Espinoza’s brother Carlos, who also lives in the city, was unable to attend the memorial, held on the Claremont Avenue side of International House, but passed on a statement that was read. He said he wants justice for his brother and does not want this to happen to anyone else, not for anyone to go through the same pain that he and his family are going through. If anyone is found guilty or negligent, he added, he does not have resentment against the guilty, he just wants justice for his brother.
The city Department of Buildings issued a stop-work order and a violation to the contractor, Pratt Construction & Restoration, for “failure to safeguard all persons & property affected.”
Espinoza’s death was an all-too-familiar tragedy to union members and job-safety activists at the memorial. “Ninety-Five-percent of these deaths occur on nonunion job sites,” Obernauer told LaborPress.
Ninety-Five-percent of these deaths occur on nonunion job sites. — NYCOSH Director Charlene Obernauer
“The numbers speak for themselves,” says Reinaldo Torres, an organizer with Sheet Metal Workers Local 28. On union jobs, he explains, workers have extensive safety training, and “because we have stewards, there’s somebody on the job a member can go to if there’s a problem.”
The city construction-safety law enacted last fall is a good start, he added, but there has to be more enforcement and accountability, or “the contractors aren’t going to comply.”
Kyle Haver, chair of the Morningside Heights Community Coalition’s safety and health committee, showed photos of nonunion workers in the neighborhood removing garbage bags of asbestos while wearing T-shirts, with no protective gear, and of others walking on angled rooftops while wearing harnesses that weren’t tethered to anything.
“It’s up to us to say these workers aren’t expendable,” said Assemblymember Ari Espinal (D-Queens).

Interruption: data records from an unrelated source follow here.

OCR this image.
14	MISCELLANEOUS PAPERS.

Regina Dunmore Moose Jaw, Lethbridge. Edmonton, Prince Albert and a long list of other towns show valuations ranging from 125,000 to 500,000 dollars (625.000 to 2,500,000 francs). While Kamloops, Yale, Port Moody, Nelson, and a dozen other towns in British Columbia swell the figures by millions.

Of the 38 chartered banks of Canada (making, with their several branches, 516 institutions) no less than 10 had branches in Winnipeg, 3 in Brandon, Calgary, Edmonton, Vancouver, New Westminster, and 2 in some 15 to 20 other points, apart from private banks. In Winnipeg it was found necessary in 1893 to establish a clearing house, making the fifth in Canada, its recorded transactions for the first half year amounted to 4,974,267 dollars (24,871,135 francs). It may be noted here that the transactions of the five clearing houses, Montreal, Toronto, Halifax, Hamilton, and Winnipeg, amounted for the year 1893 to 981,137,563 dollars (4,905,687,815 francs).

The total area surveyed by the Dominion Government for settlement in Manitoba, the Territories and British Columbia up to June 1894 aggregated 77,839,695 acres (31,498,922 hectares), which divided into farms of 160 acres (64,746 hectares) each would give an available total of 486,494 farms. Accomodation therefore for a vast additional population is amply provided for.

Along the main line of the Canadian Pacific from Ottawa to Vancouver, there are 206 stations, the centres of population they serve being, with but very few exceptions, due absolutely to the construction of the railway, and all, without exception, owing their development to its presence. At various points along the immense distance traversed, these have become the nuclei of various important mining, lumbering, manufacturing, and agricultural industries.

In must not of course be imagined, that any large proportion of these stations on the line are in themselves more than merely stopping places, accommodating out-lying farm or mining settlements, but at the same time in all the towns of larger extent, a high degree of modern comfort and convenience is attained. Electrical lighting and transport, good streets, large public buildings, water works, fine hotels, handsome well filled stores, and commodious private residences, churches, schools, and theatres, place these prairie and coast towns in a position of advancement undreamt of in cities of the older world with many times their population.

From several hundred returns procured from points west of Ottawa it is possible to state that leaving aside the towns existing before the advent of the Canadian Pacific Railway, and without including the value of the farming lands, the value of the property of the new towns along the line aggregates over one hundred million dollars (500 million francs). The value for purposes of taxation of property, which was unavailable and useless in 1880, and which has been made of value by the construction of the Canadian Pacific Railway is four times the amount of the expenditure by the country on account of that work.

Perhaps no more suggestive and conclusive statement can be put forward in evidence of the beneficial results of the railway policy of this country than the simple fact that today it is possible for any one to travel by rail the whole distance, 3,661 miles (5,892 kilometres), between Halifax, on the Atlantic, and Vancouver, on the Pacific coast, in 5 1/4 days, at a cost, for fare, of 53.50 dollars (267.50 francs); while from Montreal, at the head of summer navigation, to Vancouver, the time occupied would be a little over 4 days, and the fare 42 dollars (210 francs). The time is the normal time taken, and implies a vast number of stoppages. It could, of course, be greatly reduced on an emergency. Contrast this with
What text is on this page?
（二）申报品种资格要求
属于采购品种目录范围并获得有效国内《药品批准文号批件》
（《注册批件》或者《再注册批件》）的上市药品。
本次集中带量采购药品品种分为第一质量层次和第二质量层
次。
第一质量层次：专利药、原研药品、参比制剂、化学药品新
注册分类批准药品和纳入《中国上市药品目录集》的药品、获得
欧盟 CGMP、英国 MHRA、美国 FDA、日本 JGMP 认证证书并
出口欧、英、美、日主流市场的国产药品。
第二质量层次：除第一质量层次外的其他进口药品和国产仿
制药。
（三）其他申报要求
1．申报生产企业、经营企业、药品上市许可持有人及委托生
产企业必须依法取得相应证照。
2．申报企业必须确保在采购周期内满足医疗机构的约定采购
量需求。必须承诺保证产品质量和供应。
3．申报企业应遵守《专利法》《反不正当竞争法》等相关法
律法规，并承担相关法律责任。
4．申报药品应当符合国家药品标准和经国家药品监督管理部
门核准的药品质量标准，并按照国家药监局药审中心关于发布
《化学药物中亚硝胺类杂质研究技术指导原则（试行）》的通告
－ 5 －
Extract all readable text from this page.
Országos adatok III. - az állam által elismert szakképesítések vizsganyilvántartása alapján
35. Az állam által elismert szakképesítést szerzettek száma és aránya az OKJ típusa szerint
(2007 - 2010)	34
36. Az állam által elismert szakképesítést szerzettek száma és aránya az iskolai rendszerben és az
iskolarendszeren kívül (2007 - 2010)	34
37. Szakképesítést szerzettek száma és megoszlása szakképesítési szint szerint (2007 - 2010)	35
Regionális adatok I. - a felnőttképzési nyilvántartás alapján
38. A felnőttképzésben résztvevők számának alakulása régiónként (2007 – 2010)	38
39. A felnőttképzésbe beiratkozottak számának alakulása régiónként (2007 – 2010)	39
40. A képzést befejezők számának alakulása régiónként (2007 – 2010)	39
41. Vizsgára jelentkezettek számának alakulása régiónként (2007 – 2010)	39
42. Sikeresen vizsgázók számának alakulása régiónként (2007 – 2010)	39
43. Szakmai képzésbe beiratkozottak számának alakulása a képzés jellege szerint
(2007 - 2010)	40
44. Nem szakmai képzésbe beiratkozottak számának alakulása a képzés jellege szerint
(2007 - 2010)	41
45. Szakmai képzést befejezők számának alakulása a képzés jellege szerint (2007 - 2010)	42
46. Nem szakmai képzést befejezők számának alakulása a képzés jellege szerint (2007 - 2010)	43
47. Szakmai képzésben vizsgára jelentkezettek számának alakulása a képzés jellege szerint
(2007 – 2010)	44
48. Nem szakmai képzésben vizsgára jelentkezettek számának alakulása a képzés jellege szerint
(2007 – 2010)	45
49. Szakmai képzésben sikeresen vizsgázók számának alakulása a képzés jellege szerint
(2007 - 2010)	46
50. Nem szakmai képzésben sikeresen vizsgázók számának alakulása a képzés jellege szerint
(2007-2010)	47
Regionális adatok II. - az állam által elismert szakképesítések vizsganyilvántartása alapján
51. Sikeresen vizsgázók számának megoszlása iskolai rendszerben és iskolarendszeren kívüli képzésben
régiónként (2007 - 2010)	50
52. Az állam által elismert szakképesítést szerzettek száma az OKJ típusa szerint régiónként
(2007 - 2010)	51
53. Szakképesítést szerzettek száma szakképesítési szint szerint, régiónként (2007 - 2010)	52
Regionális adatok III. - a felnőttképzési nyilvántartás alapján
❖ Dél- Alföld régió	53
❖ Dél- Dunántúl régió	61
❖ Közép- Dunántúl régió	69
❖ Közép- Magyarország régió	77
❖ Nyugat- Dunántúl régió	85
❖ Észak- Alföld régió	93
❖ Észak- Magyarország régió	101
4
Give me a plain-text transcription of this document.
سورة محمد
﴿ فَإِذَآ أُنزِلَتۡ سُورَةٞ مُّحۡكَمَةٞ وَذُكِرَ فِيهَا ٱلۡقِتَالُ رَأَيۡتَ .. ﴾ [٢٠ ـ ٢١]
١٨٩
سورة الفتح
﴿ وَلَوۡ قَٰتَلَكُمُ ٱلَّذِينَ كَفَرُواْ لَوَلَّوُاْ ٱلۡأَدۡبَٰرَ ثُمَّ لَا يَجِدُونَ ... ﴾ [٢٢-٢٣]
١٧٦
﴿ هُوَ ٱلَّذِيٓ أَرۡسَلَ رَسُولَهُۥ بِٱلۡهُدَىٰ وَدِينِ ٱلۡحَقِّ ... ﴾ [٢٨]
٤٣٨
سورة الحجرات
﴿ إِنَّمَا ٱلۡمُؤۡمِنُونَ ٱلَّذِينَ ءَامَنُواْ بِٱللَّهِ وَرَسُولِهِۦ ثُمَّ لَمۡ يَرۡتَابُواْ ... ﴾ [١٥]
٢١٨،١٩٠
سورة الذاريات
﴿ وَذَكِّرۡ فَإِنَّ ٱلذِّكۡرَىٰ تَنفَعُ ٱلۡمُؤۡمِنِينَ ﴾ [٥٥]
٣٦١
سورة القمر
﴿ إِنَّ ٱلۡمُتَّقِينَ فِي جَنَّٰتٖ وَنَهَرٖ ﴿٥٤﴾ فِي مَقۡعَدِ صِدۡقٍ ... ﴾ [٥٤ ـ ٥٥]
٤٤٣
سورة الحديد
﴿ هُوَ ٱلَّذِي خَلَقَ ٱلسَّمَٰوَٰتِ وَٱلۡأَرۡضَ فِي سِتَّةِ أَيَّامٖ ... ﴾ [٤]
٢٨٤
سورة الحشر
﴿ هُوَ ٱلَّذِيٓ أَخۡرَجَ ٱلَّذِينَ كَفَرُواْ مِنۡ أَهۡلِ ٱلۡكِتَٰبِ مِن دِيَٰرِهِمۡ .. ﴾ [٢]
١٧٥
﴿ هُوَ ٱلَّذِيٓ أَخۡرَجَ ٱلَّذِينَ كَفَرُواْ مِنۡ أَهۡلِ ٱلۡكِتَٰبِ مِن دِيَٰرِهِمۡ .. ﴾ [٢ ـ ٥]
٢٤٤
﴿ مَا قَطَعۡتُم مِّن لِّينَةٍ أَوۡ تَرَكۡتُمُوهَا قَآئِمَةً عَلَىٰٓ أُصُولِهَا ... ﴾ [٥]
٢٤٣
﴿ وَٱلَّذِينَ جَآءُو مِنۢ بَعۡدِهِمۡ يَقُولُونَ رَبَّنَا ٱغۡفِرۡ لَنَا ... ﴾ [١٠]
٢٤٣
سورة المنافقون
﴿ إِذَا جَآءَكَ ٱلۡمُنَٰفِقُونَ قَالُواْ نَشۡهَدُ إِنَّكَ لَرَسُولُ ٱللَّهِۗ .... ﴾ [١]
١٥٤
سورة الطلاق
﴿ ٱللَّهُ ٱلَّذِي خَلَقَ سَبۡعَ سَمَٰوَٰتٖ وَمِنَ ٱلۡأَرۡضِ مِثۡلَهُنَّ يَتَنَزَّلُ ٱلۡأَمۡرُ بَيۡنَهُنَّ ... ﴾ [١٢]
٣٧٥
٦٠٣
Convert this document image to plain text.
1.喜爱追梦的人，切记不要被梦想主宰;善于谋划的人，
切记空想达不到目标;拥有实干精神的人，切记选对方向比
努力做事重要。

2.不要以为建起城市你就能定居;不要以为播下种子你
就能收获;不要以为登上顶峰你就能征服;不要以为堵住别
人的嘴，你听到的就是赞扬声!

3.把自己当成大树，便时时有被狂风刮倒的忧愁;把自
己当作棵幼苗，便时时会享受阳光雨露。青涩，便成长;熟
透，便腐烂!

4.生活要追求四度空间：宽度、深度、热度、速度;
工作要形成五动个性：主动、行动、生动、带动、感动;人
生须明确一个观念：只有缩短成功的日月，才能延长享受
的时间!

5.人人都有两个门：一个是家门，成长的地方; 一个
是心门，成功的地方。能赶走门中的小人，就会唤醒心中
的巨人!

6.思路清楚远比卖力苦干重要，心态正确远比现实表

A bill she sponsored that would make criminal negligence that leads to a worker’s death or serious injury a felony and raise the fine for it from $10,000 to $500,000 passed the Assembly in June, but its state Senate version never got a hearing.
“These contractors, a worker gets killed, and the fine they get is $10,000,” Eddie Jorge, an organizer with the union-backed New York Community Alliance for Worker Justice, told LaborPress after the memorial. The laws would have more teeth if the city could pull licenses and contracts from unsafe contractors, he added.
“We’re going to pay our respects to any worker, regardless of whether they’re union or not,” he continued. The biggest tragedy, he said, is that Espinoza’s baby son “will never know his dad.”